Functional interaction of Junctophilin 2 with small- conductance Ca2+ -activated potassium channel subtype 2(SK2) in mouse cardiac myocytes

Junctophilins (JPs), a protein family of the junctional membrane complex, maintain the close conjunction between cell surface and intracellular membranes in striate muscle cells mediating the crosstalk between extracellular Ca2+ entry and intracellular Ca2+ release. The small-conductance Ca2+ -activated K+ channels are activated by the intracellular calcium and play an essential role in the cardiac action potential profile. Molecular mechanisms of regulation of the SK channels are still uncertain. Here, we sought to determine whether there is a functional interaction of junctophilin type 2 (JP2) with the SK channels and whether JP2 gene silencing might modulate the function of SK channels in cardiac myocytes.

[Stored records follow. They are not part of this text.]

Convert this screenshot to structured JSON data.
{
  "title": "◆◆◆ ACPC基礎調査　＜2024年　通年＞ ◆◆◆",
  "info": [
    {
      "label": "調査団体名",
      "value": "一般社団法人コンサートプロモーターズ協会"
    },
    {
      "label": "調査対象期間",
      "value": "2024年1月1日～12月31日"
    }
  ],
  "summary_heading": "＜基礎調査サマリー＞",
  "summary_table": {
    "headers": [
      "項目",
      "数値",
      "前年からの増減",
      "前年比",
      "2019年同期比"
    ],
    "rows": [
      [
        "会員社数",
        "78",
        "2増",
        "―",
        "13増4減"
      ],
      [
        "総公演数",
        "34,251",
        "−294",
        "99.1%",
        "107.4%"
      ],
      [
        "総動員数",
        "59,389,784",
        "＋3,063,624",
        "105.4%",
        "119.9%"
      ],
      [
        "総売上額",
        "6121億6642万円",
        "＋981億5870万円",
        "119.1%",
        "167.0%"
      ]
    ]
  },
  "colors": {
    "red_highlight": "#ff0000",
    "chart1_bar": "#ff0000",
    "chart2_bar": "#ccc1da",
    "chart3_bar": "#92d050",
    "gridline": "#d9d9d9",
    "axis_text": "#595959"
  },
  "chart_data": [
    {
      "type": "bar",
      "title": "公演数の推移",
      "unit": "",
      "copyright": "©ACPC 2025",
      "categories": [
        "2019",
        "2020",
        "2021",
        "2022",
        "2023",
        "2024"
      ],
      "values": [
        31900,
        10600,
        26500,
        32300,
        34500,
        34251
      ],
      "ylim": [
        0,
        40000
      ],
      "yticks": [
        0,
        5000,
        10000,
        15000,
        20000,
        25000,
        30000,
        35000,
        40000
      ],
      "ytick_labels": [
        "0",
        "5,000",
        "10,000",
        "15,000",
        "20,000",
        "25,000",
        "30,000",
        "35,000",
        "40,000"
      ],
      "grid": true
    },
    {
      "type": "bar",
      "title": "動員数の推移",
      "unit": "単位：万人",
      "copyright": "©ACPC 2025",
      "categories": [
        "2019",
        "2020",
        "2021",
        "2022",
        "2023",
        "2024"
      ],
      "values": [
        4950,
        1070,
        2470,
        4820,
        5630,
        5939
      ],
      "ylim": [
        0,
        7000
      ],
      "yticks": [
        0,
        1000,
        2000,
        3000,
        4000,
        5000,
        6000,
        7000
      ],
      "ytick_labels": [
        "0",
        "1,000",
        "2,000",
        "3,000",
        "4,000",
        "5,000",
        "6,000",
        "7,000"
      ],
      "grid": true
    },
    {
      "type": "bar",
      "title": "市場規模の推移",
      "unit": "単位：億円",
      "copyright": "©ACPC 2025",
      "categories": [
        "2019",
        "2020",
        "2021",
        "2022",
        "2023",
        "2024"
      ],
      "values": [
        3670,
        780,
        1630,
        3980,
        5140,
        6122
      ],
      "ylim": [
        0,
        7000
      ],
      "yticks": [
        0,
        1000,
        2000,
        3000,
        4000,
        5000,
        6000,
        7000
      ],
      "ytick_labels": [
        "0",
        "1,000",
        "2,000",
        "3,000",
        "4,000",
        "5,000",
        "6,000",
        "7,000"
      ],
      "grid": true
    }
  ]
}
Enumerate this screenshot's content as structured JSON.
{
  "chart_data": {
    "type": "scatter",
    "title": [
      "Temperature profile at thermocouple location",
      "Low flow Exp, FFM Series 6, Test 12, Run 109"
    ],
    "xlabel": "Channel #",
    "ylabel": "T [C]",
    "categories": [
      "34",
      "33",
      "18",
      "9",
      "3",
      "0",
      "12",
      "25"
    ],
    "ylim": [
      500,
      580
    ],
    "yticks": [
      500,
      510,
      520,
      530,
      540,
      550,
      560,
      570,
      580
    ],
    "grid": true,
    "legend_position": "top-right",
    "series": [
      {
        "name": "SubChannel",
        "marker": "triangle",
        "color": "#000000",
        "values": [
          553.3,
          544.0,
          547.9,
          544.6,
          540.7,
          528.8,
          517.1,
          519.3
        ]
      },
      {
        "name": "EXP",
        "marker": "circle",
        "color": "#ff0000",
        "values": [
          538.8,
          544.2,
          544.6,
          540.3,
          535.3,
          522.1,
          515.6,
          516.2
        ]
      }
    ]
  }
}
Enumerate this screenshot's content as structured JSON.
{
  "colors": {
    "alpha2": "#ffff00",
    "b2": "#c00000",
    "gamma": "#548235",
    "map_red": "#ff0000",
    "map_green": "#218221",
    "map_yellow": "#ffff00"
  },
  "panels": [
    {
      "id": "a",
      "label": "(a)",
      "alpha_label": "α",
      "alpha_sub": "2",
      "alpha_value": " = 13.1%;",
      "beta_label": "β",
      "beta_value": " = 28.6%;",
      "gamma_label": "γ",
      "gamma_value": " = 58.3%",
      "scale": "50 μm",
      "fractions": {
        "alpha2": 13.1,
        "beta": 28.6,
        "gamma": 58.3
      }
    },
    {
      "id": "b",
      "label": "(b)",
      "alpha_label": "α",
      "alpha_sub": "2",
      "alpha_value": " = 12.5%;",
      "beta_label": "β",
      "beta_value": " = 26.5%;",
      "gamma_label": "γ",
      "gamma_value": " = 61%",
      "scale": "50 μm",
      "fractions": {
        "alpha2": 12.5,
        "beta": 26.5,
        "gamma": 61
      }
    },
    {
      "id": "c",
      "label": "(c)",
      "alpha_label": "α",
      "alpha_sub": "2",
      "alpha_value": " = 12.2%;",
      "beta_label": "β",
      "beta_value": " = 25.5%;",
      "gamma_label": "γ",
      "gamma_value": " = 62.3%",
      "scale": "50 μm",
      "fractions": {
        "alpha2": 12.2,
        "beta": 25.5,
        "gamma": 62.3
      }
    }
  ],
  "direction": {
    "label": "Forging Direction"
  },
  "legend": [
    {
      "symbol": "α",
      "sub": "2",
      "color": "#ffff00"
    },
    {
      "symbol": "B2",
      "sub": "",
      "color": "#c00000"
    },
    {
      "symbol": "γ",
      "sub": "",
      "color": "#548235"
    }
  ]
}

The present data provide evidence that the functional interaction between JP2 and SK2 channels is present in the native mouse heart tissue. Junctophilin 2, as junctional membrane complex (JMC) protein, is an important regulator of the cardiac SK channels.

Association of JP2 with SK2 channel in mouse heart tissue as well as HEK293 cells was studied using in vivo and in vitro approaches. siRNA knockdown of JP2 gene was assessed by real-time PCR. The expression of proteins was analysed by Western blotting. Ca2+ -activated K+ current (IK,Ca ) in infected adult mouse cardiac myocytes was recorded using whole-cell voltage-clamp technique. The intracellular Ca2+ transient was measured using an IonOptix photometry system.

We showed for the first time that JP2 associates with the SK2 channel in native cardiac tissue. JP2, via the membrane occupation and recognition nexus (MORN motifs) in its N-terminus, directly interacted with SK2 channels. A colocalization of the SK2 channel with its interaction protein of JP2 was found in the cardiac myocytes. Moreover, we demonstrated that JP2 is necessary for the proper cell surface expression of the SK2 channel in HEK293. Functional experiments indicated that knockdown of JP2 caused a significant decrease in the density of IK,Ca and reduced the amplitude of the Ca2+ transient in infected cardiomyocytes.